Posted on • Originally published at pixelapi.dev

Vastu Compliance API — score a floor plan and get an AutoCAD DXF on the same call

Vastu Compliance API — score a floor plan and get an AutoCAD DXF on the same call

Most architects in India hit the same conversation on every residential project. The floor plan is laid out for light, plumbing runs, parking. Then the client (or the client's family) asks the question: is this Vastu compliant? What follows is usually a couple of hours of someone pointing at a printed plan, a pencil, and a polite negotiation. There are very few tools that let you check this programmatically — most of what's online is "name your facing direction and we'll tell you whether to put the kitchen in the south-east", which is fine if you only own one room and you've also forgotten which side of the plot you're standing on.

We just shipped something more useful. POST /v1/vastu/analyze takes a structured description of your floor plan and returns a per-rule report against twenty-one traditional Vastu Shastra rules. POST /v1/vastu/export-dxf takes the same payload and returns an AutoCAD-openable DXF file with the rooms colour-coded by compliance, the 3×3 zone grid drawn with each cell labelled in cardinal + Sanskrit names (NE / Ishanya, SE / Agneya, SW / Nairutya, NW / Vayavya, plus the central Brahmasthan), and a printable Issues + Recommendations block in the right margin. Both endpoints are pure CPU. No GPU credits.

Why this is different

There's a reason most of the existing Vastu "tools" online are toys. Real Vastu rules are about positions, not labels. Saying "kitchen south-east" is not the same as saying "the centroid of the kitchen rectangle is in the bottom-right ninth of the plot, and that ninth doesn't overlap the central Brahmasthan cell." If you want output that can stand up to an architect's scrutiny, you have to do the geometry.

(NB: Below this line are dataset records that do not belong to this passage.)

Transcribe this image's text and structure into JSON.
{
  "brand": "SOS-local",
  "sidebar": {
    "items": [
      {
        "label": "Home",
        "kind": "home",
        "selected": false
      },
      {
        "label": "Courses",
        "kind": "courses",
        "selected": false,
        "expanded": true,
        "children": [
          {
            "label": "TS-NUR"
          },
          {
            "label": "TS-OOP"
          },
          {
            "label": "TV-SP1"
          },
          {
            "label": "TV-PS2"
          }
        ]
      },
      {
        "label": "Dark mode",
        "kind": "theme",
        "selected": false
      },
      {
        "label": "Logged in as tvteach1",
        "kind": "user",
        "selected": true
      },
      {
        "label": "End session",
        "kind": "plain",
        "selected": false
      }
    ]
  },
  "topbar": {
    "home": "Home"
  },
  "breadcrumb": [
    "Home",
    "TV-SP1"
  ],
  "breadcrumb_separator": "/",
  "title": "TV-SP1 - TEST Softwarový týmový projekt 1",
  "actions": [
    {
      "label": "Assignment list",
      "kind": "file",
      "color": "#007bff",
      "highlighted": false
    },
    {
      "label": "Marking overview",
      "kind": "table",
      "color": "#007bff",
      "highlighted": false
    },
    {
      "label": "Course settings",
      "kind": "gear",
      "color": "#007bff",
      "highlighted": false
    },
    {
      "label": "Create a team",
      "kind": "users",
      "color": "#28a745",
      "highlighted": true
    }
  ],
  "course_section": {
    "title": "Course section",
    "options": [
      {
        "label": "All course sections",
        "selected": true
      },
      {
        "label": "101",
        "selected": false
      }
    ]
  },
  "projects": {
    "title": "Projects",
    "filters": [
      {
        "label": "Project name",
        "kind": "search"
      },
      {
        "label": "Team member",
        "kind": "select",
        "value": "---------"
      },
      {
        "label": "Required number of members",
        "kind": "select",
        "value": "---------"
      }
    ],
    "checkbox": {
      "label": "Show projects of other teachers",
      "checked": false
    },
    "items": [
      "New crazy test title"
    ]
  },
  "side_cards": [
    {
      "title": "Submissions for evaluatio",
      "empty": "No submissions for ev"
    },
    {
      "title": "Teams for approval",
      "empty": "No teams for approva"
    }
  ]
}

This API does the geometry. You give it a plot rectangle (width × depth in feet), a list of rooms as (name, x, y, w, h) rectangles with the SW corner as origin, and optional points for the main entrance, water tank, and septic tank. The engine builds the 3×3 zone grid, figures out which zone each room's centroid sits in, runs every rule, and returns a severity-weighted score on 0–100.

Each rule has a severity (critical / high / medium / low) that determines its weight in the final score. Putting a kitchen in the NE zone is a critical fail — it directly contradicts the Ishanya zone's water-and-light meaning. Putting the dining room in the south is a low-severity warning — it's not where you'd ideally place it, but it doesn't break anything.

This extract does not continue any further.